Choose case_id if we need per-case ordering or aggregation.

Choose alert_id if each alert is independently processed.

2.3 Make Output Contracts Explicit

Every CREATE STREAM AS SELECT or CREATE TABLE AS SELECT creates a new Kafka topic unless configured otherwise.

That topic is a contract.

Define:

  • topic name
  • key
  • value schema
  • retention
  • compaction
  • ownership
  • version
  • compatibility
  • downstream consumers

2.4 Avoid Accidental Repartitioning

Repartitioning is not bad. Accidental repartitioning is bad.

A query may need repartitioning when grouping or joining by a column that is not the key.

Ask:

  • Is the grouping column the Kafka key?
  • Are the join inputs co-partitioned?
  • Will ksqlDB create internal repartition topics?
  • Is the cardinality safe?
  • Is the repartitioned key the key we want downstream?

2.5 Prefer Explainable Stages

Instead of one giant query:

raw -> normalize -> enrich -> score -> aggregate -> alert

Prefer named, reviewable stages:

raw-case-events
  -> normalized-case-events
  -> enriched-case-events
  -> case-risk-scores
  -> case-risk-alerts

This gives better observability, replay, and auditability.


3. Registering a Source Stream

Suppose Java services publish case lifecycle events to Kafka.

Topic: case-events

Example value:

{
  "event_id": "evt-100",
  "case_id": "C-100",
  "party_id": "P-900",
  "event_type": "CASE_OPENED",
  "priority": "HIGH",
  "occurred_at": "2026-06-28T09:00:00Z",
  "correlation_id": "corr-88"
}

Kafka key:

C-100

Register the topic:

CREATE STREAM case_events (
  case_id STRING KEY,
  event_id STRING,
  party_id STRING,
  event_type STRING,
  priority STRING,
  occurred_at STRING,
  correlation_id STRING
) WITH (
  KAFKA_TOPIC = 'case-events',
  VALUE_FORMAT = 'JSON'
);

Important points:

  • case_id STRING KEY means the Kafka record key is part of the logical schema.
  • VALUE_FORMAT='JSON' means the value is interpreted as JSON.
  • This does not create a new Kafka topic.
  • This registers an existing topic as a ksqlDB stream.

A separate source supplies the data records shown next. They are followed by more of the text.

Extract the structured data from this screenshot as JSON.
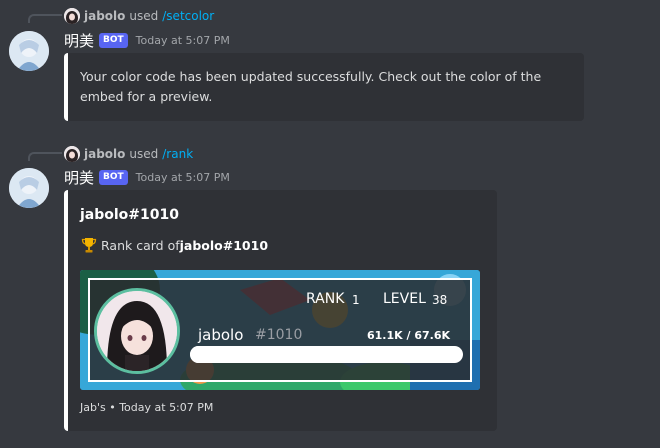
{
  "messages": [
    {
      "reply": {
        "user": "jabolo",
        "used": "used",
        "command": "/setcolor"
      },
      "author": "明美",
      "bot_tag": "BOT",
      "timestamp": "Today at 5:07 PM",
      "embed": {
        "description": "Your color code has been updated successfully. Check out the color of the embed for a preview."
      }
    },
    {
      "reply": {
        "user": "jabolo",
        "used": "used",
        "command": "/rank"
      },
      "author": "明美",
      "bot_tag": "BOT",
      "timestamp": "Today at 5:07 PM",
      "embed": {
        "title": "jabolo#1010",
        "description_prefix": "Rank card of ",
        "description_user": "jabolo#1010",
        "footer": "Jab's • Today at 5:07 PM",
        "rank_card": {
          "rank_label": "RANK",
          "rank_value": "1",
          "level_label": "LEVEL",
          "level_value": "38",
          "username": "jabolo",
          "discriminator": "#1010",
          "xp_text": "61.1K  / 67.6K",
          "progress": 0.904
        }
      }
    }
  ],
  "colors": {
    "embed_border": "#ffffff",
    "bot_tag": "#5865f2",
    "command_link": "#00aff4"
  },
  "icons": {
    "trophy": "trophy-icon"
  }
}
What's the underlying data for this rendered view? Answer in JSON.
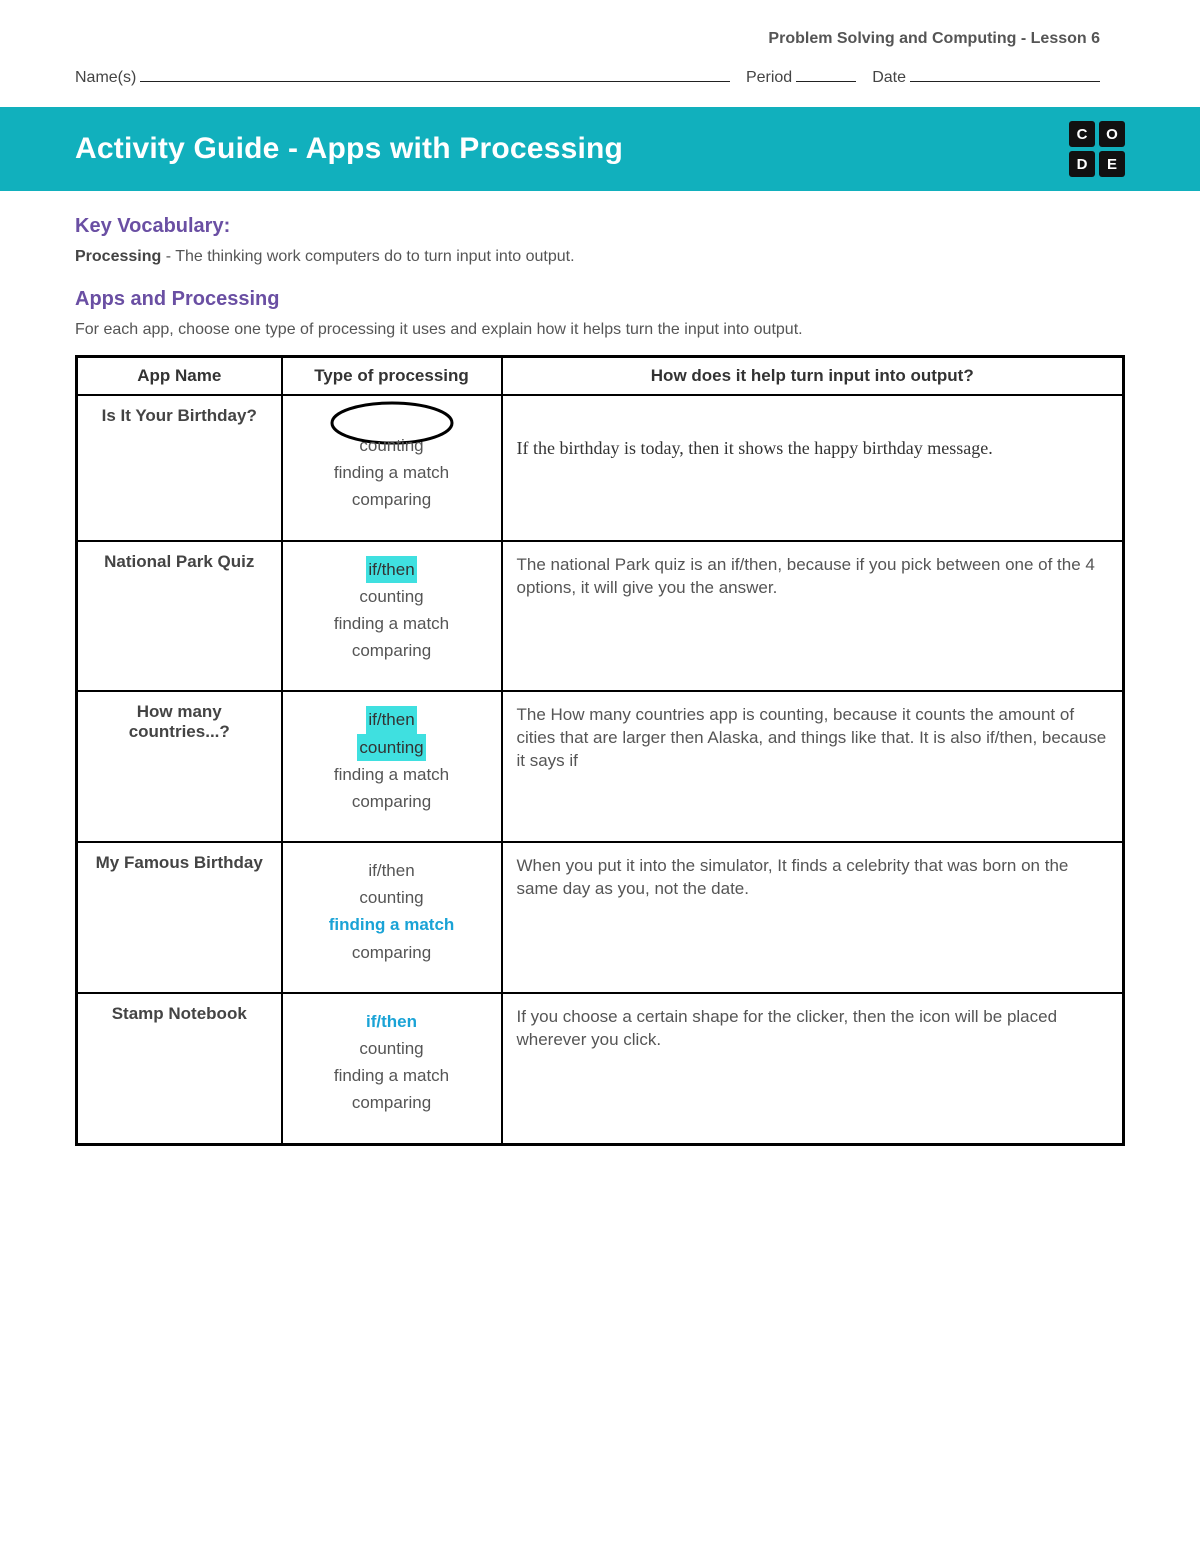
{
  "header": {
    "lesson": "Problem Solving and Computing - Lesson 6",
    "names_label": "Name(s)",
    "period_label": "Period",
    "date_label": "Date"
  },
  "banner": {
    "title": "Activity Guide - Apps with Processing",
    "logo": {
      "c": "C",
      "o": "O",
      "d": "D",
      "e": "E"
    }
  },
  "vocab": {
    "heading": "Key Vocabulary:",
    "term": "Processing",
    "definition": " - The thinking work computers do to turn input into output."
  },
  "section": {
    "heading": "Apps and Processing",
    "intro": "For each app, choose one type of processing it uses and explain how it helps turn the input into output."
  },
  "table": {
    "headers": {
      "app": "App Name",
      "type": "Type of processing",
      "explain": "How does it help turn input into output?"
    },
    "options": {
      "ifthen": "if/then",
      "counting": "counting",
      "finding": "finding a match",
      "comparing": "comparing"
    },
    "rows": [
      {
        "app": "Is It Your Birthday?",
        "selection_style": "circle_ifthen",
        "explain": "If the birthday is today, then it shows the happy birthday message.",
        "explain_style": "hand"
      },
      {
        "app": "National Park Quiz",
        "selection_style": "hl_ifthen",
        "explain": "The national Park quiz is an if/then, because if you pick between one of the 4 options, it will give you the answer."
      },
      {
        "app": "How many countries...?",
        "selection_style": "hl_ifthen_counting",
        "explain": "The How many countries app is counting, because it counts the amount of cities that are larger then Alaska, and things like that. It is also if/then, because it says if"
      },
      {
        "app": "My Famous Birthday",
        "selection_style": "blue_finding",
        "explain": "When you put it into the simulator, It finds a celebrity that was born on the same day as you, not the date."
      },
      {
        "app": "Stamp Notebook",
        "selection_style": "blue_ifthen",
        "explain": "If you choose a certain shape for the clicker, then the icon will be placed wherever you click."
      }
    ]
  }
}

3.1 Source Stream Checklist

CheckWhy
Key declaredRequired for joins/grouping correctness
Value format declaredRequired for deserialization
Timestamp strategy knownRequired for window correctness
Null handling understoodRequired for robust queries
Schema evolution governedRequired for long-lived consumers
Topic retention knownRequired for replay expectation

4. Registering a Source Table

Suppose party risk profiles are published as latest state.

Topic: party-risk-profiles

Kafka key:

P-900

Value:

{
  "party_id": "P-900",
  "risk_segment": "HIGH",
  "sanctions_match": true,
  "last_reviewed_at": "2026-06-20T00:00:00Z"
}

Register table:

CREATE TABLE party_risk_profiles (
  party_id STRING PRIMARY KEY,
  risk_segment STRING,
  sanctions_match BOOLEAN,
  last_reviewed_at STRING
) WITH (
  KAFKA_TOPIC = 'party-risk-profiles',
  VALUE_FORMAT = 'JSON'
);

A table should be backed by keyed records. Often, the underlying topic should be compacted.

4.1 Table Checklist

CheckWhy
Primary key matches Kafka keyRequired for table semantics
Tombstone behavior knownRequired for deletes
Compaction policy consideredRequired for latest-state storage
Late updates handledRequired for correctness
Source of truth identifiedAvoids derived state becoming ungoverned truth

5. Creating a Derived Stream

A derived stream uses CREATE STREAM AS SELECT.

Example: high-priority case events.

CREATE STREAM high_priority_case_events
WITH (
  KAFKA_TOPIC = 'high-priority-case-events',
  VALUE_FORMAT = 'JSON',
  PARTITIONS = 12
) AS
SELECT
  case_id,
  event_id,
  party_id,
  event_type,
  priority,
  occurred_at,
  correlation_id
FROM case_events
WHERE priority = 'HIGH'
EMIT CHANGES;

This creates:

  • a persistent query
  • a sink Kafka topic
  • a new ksqlDB stream over that sink topic

5.1 Design Notes

This is a good ksqlDB use case because:

  • it is declarative
  • it is stateless
  • it has clear input and output
  • replay is safe
  • no external side effects occur

5.2 Anti-Pattern

Do not name the output:

temp_filtered_events

Production topics should not be named like scratch work.

Use a domain name:

high-priority-case-events

or versioned name:

high-priority-case-events-v1

6. Creating a Derived Table

A derived table is usually created from aggregation or latest-state projection.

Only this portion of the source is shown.